De todos os meus sonhos futebolísticos, o maior, aquele que me persegue há uma vintena de anos, é o de marcar, vestido de azul e branco, em pleno Estádio da Luz. Tantas vezes sonhei com esse momento utópico, que detalhei os 90 minutos na minha cabeça, durante os momentos escuros e solitários da minha meninice, mesmo antes de adormecer, noites e noites a fio.
Com um estado de tempo enevoado, marcado pela chamada morrinha (para os que não são do Porto - chuva miudinha), o jogo decorre ao princípio da noite. Eu jogo na clássica posição seis, conhecida, de há uns anos para cá, por trinco, cortando braviamente os lances de ataque do adversário que nos pressiona com insistência (na década de 80, quando íamos jogar a Lisboa, isto acontecia com frequência. Agora é o que se sabe). O árbitro já me tinha avisado que não podia ter a camisola por fora dos calções, e eu insistentemente voltava a colocá-la de fora assim que podia, num estilo muito Soren Lerby (deste, não sei se haverá muita gente a lembrar-se...).
Por volta dos 60 minutos, o extremo direito do Porto (na altura, Jaime Magalhães) inicia uma jogada rápida pela direita, que deixa o Benfica em contra pé, e cruza tenso para a área, sendo a bola rechaçada por um central do Benfica (seria o Mozer?), um tanto atabalhoadamente, para o seu meio campo.
Aí, vindo rápido de trás, e com apenas um toque, controlo a bola e preparo o pontapé para o meu pé direito, que dispara violentamente ao canto superior esquerdo da baliza, sem hipóteses de defesa para o guarda-redes benfiquista (Bento?).
Em câmara lenta, um sorriso invade a minha cara assim que começo a ouvir o silêncio profundo do estádio, apenas interrompido pela pequena claque azul e branca, criando um desequilíbrio perturbador. Em posição errática, mas aerodinâmica e com o resto da equipa atrás de mim, corro em direcção à claque do Benfica com o punho em riste, em clara postura de desafio (não escapando a uns isqueiros que me acertam sem dor), e termino a longa corrida junto aos entusiásticos adeptos do Porto, agarrado à vedação onde a pequena falange de apoio me acarinha e celebra enlouquecida o golo.

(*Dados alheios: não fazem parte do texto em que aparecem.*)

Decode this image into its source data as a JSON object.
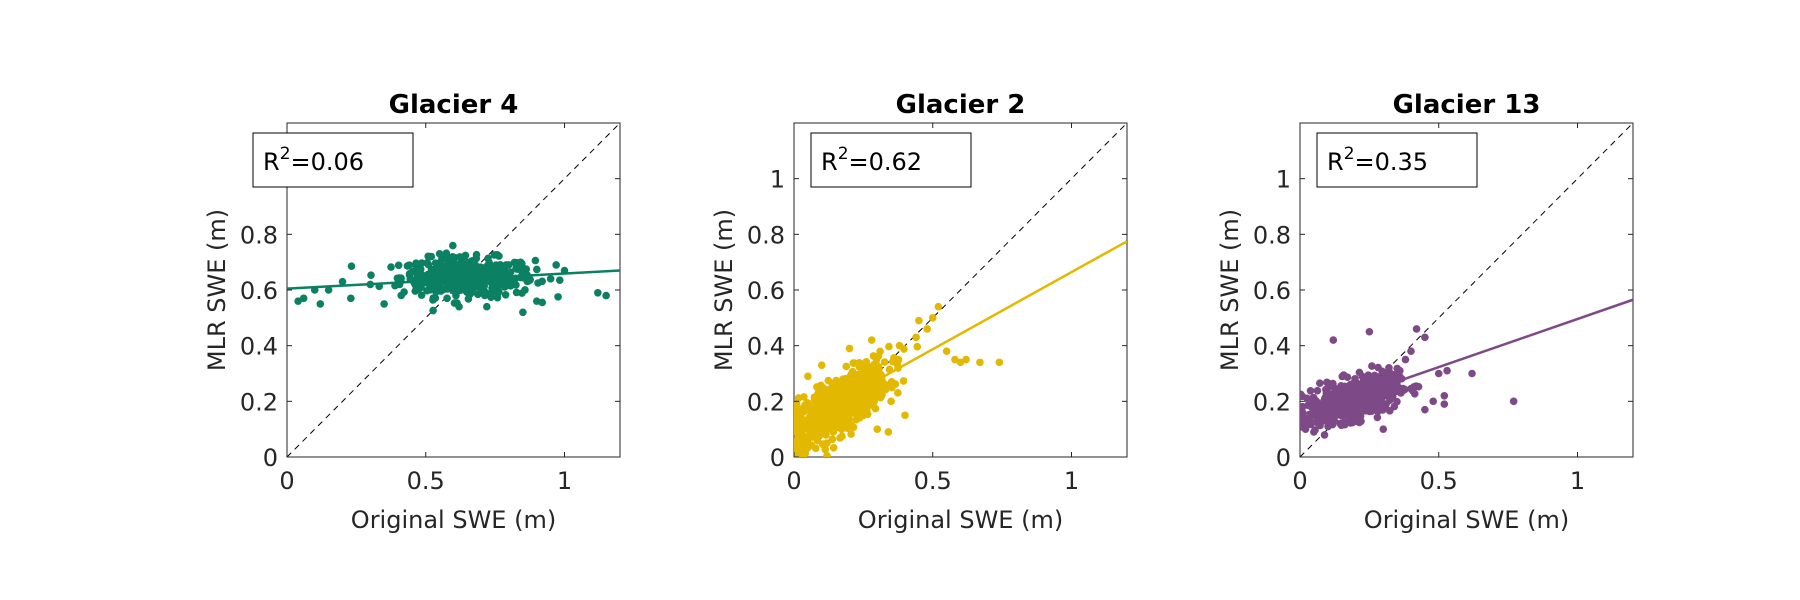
{
  "chart_data": [
    {
      "type": "scatter",
      "title": "Glacier 4",
      "xlabel": "Original SWE (m)",
      "ylabel": "MLR SWE (m)",
      "xlim": [
        0,
        1.2
      ],
      "ylim": [
        0,
        1.2
      ],
      "xticks": [
        "0",
        "0.5",
        "1"
      ],
      "yticks": [
        "0",
        "0.2",
        "0.4",
        "0.6",
        "0.8",
        "1"
      ],
      "color": "#0b8063",
      "annotation": {
        "prefix": "R",
        "sup": "2",
        "value": "=0.06"
      },
      "one_to_one_line": true,
      "fit_line": {
        "x": [
          0,
          1.2
        ],
        "y": [
          0.605,
          0.67
        ]
      },
      "cluster": {
        "x_center": 0.65,
        "y_center": 0.645,
        "x_spread": 0.12,
        "y_spread": 0.035,
        "count": 420
      },
      "points": [
        {
          "x": 0.04,
          "y": 0.56
        },
        {
          "x": 0.06,
          "y": 0.57
        },
        {
          "x": 0.1,
          "y": 0.6
        },
        {
          "x": 0.12,
          "y": 0.55
        },
        {
          "x": 0.15,
          "y": 0.6
        },
        {
          "x": 0.2,
          "y": 0.63
        },
        {
          "x": 0.23,
          "y": 0.57
        },
        {
          "x": 0.3,
          "y": 0.62
        },
        {
          "x": 0.35,
          "y": 0.55
        },
        {
          "x": 0.4,
          "y": 0.64
        },
        {
          "x": 0.52,
          "y": 0.72
        },
        {
          "x": 0.55,
          "y": 0.73
        },
        {
          "x": 0.62,
          "y": 0.54
        },
        {
          "x": 0.72,
          "y": 0.54
        },
        {
          "x": 0.85,
          "y": 0.52
        },
        {
          "x": 0.9,
          "y": 0.56
        },
        {
          "x": 0.95,
          "y": 0.64
        },
        {
          "x": 0.97,
          "y": 0.69
        },
        {
          "x": 1.0,
          "y": 0.67
        },
        {
          "x": 1.12,
          "y": 0.59
        },
        {
          "x": 1.15,
          "y": 0.58
        }
      ]
    },
    {
      "type": "scatter",
      "title": "Glacier 2",
      "xlabel": "Original SWE (m)",
      "ylabel": "MLR SWE (m)",
      "xlim": [
        0,
        1.2
      ],
      "ylim": [
        0,
        1.2
      ],
      "xticks": [
        "0",
        "0.5",
        "1"
      ],
      "yticks": [
        "0",
        "0.2",
        "0.4",
        "0.6",
        "0.8",
        "1"
      ],
      "color": "#e3b800",
      "annotation": {
        "prefix": "R",
        "sup": "2",
        "value": "=0.62"
      },
      "one_to_one_line": true,
      "fit_line": {
        "x": [
          0,
          1.2
        ],
        "y": [
          0.11,
          0.775
        ]
      },
      "cluster": {
        "x_center": 0.16,
        "y_center": 0.19,
        "x_spread": 0.09,
        "y_spread": 0.05,
        "count": 700,
        "trend_slope": 0.6,
        "trend_intercept": 0.09
      },
      "points": [
        {
          "x": 0.45,
          "y": 0.49
        },
        {
          "x": 0.5,
          "y": 0.5
        },
        {
          "x": 0.52,
          "y": 0.54
        },
        {
          "x": 0.48,
          "y": 0.46
        },
        {
          "x": 0.55,
          "y": 0.38
        },
        {
          "x": 0.58,
          "y": 0.35
        },
        {
          "x": 0.6,
          "y": 0.34
        },
        {
          "x": 0.62,
          "y": 0.35
        },
        {
          "x": 0.67,
          "y": 0.34
        },
        {
          "x": 0.74,
          "y": 0.34
        },
        {
          "x": 0.35,
          "y": 0.2
        },
        {
          "x": 0.4,
          "y": 0.15
        },
        {
          "x": 0.34,
          "y": 0.09
        },
        {
          "x": 0.3,
          "y": 0.1
        },
        {
          "x": 0.44,
          "y": 0.43
        },
        {
          "x": 0.38,
          "y": 0.4
        },
        {
          "x": 0.05,
          "y": 0.29
        },
        {
          "x": 0.1,
          "y": 0.33
        },
        {
          "x": 0.2,
          "y": 0.39
        },
        {
          "x": 0.28,
          "y": 0.42
        }
      ]
    },
    {
      "type": "scatter",
      "title": "Glacier 13",
      "xlabel": "Original SWE (m)",
      "ylabel": "MLR SWE (m)",
      "xlim": [
        0,
        1.2
      ],
      "ylim": [
        0,
        1.2
      ],
      "xticks": [
        "0",
        "0.5",
        "1"
      ],
      "yticks": [
        "0",
        "0.2",
        "0.4",
        "0.6",
        "0.8",
        "1"
      ],
      "color": "#7d4a87",
      "annotation": {
        "prefix": "R",
        "sup": "2",
        "value": "=0.35"
      },
      "one_to_one_line": true,
      "fit_line": {
        "x": [
          0,
          1.2
        ],
        "y": [
          0.15,
          0.565
        ]
      },
      "cluster": {
        "x_center": 0.19,
        "y_center": 0.21,
        "x_spread": 0.08,
        "y_spread": 0.035,
        "count": 650,
        "trend_slope": 0.25,
        "trend_intercept": 0.16
      },
      "points": [
        {
          "x": 0.12,
          "y": 0.42
        },
        {
          "x": 0.25,
          "y": 0.45
        },
        {
          "x": 0.42,
          "y": 0.46
        },
        {
          "x": 0.45,
          "y": 0.43
        },
        {
          "x": 0.4,
          "y": 0.38
        },
        {
          "x": 0.38,
          "y": 0.35
        },
        {
          "x": 0.5,
          "y": 0.3
        },
        {
          "x": 0.53,
          "y": 0.31
        },
        {
          "x": 0.48,
          "y": 0.2
        },
        {
          "x": 0.45,
          "y": 0.17
        },
        {
          "x": 0.52,
          "y": 0.19
        },
        {
          "x": 0.52,
          "y": 0.22
        },
        {
          "x": 0.62,
          "y": 0.3
        },
        {
          "x": 0.77,
          "y": 0.2
        },
        {
          "x": 0.3,
          "y": 0.1
        },
        {
          "x": 0.35,
          "y": 0.27
        },
        {
          "x": 0.36,
          "y": 0.31
        },
        {
          "x": 0.02,
          "y": 0.1
        },
        {
          "x": 0.05,
          "y": 0.09
        },
        {
          "x": 0.03,
          "y": 0.14
        }
      ]
    }
  ]
}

Nessa altura, em minha casa, os meus pais, irmã e madrinha vibram com o que ouvem no Quadrante Norte, enquanto o mítico Gomes Amaro, ao som da eterna melodia: "Que bonito é, as bandeiras tremulando, a torcida delirando, vendo a rede balançar", grita "É Golo! Goooolo! Um «tiro» fulminante! Ah sim! Este rapaz é o melhor centro campista europeu!!", com aquela pronúncia que adocicava cada jogo do meu Porto de infância.
Acabo assim por ter melhor sorte que Gaston. O meu sonho termina, adormecendo com o doce sabor da vitória, enquanto Gaston é acordado com um amargo grito de Prunelle (o seu superior): "Lagaffe! Você é o pior empregado de escritório do mundo!"
Proponho aos seguintes indefectíveis portistas, que leio atenta e diariamente porque têm dos melhores blogues portugueses, que coloquem nas suas moradas, onde e como marcaram o seu golo de sonho vestidos de azul e branco (como somos tantos, qualquer dia organizamos uma futebolada):
- Pedro Olavo Simões, da Fonte das Virtudes.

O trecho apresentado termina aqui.